The other issue I had however, and probably the reason I felt that the first issue was even an issue, was my track record with woman. I had been in several relationships, and had even more lovers, and had not been known for being shy or restrictive with my affections. I was old enough think I had done enough, sew my oats as it were, and got it out of my system. I considered that if I were a 19 year old, I would never get married, so why was she so keen? I also worried that I would not be able to live up to the “forsaking all others” element of the marriage. Could I really do that? Could I get bored in 6 months and move on like I had so many times before? No I couldn’t. I was marrying my best friend, I was having a small wedding because I cared about the marriage, not the party. I was open and clear with my intentions, I wanted to be a husband and a father and put my life into something worthwhile. I knew what I wanted and I had no right to assume Amelia was wrong in her estimations. She was 19 but was more grounded and mature than me and she wanted to be my wife, and have a child (which came not long after the marriage began in fact). She was right, I was wrong to worry and I’ve never been happier than I am now.

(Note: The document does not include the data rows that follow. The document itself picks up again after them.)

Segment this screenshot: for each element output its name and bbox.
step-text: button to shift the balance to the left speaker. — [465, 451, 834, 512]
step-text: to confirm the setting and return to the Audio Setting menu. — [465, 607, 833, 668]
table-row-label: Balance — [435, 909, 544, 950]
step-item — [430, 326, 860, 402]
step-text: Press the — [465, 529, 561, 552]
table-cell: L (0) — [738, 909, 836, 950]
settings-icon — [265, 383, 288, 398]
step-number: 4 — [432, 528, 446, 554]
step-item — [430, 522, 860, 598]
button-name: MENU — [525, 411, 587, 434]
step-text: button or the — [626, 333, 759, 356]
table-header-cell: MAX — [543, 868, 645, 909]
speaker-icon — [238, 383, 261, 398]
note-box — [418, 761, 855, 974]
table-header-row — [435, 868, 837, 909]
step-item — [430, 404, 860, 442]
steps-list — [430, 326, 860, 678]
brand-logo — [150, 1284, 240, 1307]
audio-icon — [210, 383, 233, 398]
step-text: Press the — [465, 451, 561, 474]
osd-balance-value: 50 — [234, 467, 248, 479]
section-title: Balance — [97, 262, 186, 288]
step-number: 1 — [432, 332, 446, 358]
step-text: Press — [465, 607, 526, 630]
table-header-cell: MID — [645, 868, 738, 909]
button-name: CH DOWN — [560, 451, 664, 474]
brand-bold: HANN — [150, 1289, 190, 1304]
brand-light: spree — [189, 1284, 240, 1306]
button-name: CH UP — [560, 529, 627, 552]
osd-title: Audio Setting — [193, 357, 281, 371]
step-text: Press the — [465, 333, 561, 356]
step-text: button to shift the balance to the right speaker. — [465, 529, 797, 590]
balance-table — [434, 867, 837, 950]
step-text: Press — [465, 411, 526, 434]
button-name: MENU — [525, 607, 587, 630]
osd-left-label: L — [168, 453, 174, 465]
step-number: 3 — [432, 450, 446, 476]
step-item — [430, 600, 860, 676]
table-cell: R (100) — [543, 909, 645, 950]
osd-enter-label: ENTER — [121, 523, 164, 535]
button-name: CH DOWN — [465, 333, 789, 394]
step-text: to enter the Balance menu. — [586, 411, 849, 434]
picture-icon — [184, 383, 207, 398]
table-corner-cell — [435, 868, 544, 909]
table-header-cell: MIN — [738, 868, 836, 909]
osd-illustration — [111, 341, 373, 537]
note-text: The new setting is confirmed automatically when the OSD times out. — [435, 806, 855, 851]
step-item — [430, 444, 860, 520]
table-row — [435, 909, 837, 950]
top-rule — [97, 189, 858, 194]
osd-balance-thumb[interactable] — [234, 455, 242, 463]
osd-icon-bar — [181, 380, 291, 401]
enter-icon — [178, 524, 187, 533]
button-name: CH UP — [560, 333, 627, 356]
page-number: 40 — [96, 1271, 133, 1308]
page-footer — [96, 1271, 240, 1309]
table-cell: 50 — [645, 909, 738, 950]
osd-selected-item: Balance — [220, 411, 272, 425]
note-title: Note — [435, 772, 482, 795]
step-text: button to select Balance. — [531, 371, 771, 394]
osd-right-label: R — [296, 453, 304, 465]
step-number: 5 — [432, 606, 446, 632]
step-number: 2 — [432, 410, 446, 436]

Five and a half years later, we’re very happy for the vast majority of the time. Yes, we have arguments and we’ve had a couple of pretty rough patches but we get through it and I really think that being best friends has helped enormously. We have to be grown up and responsible sometimes but we can be silly and immature too. We have fun. We laugh a lot.
People often think that five years into a marriage, especially when you’ve also become parents, your sex life isn’t going to be as exciting or active as it once was. I completely disagree and I’d say our sex life is as good as, if not better than, it was when we were first together. I know this is partly down to luck – luck that our daughter sleeps through the night and has done for a few years. We’re also lucky that we happen to very compatible in this way. We enjoy the same kind of things. We’re both pretty open minded. And that’s where I’ll stop this topic before I start offending anyone!
I genuinely believe that people, and particularly women, need to focus more on a marriage than a wedding. Yes, it is a very important day but it is just one day. We might well have 60 years or more of marriage. That’s 21,900 days! It’s so much more important. And it takes a lot of commitment and effort to not just keep it going but to keep it being good. And if you marry your best friend, it means you get to spend every day with someone you enjoy being around. That is brilliant.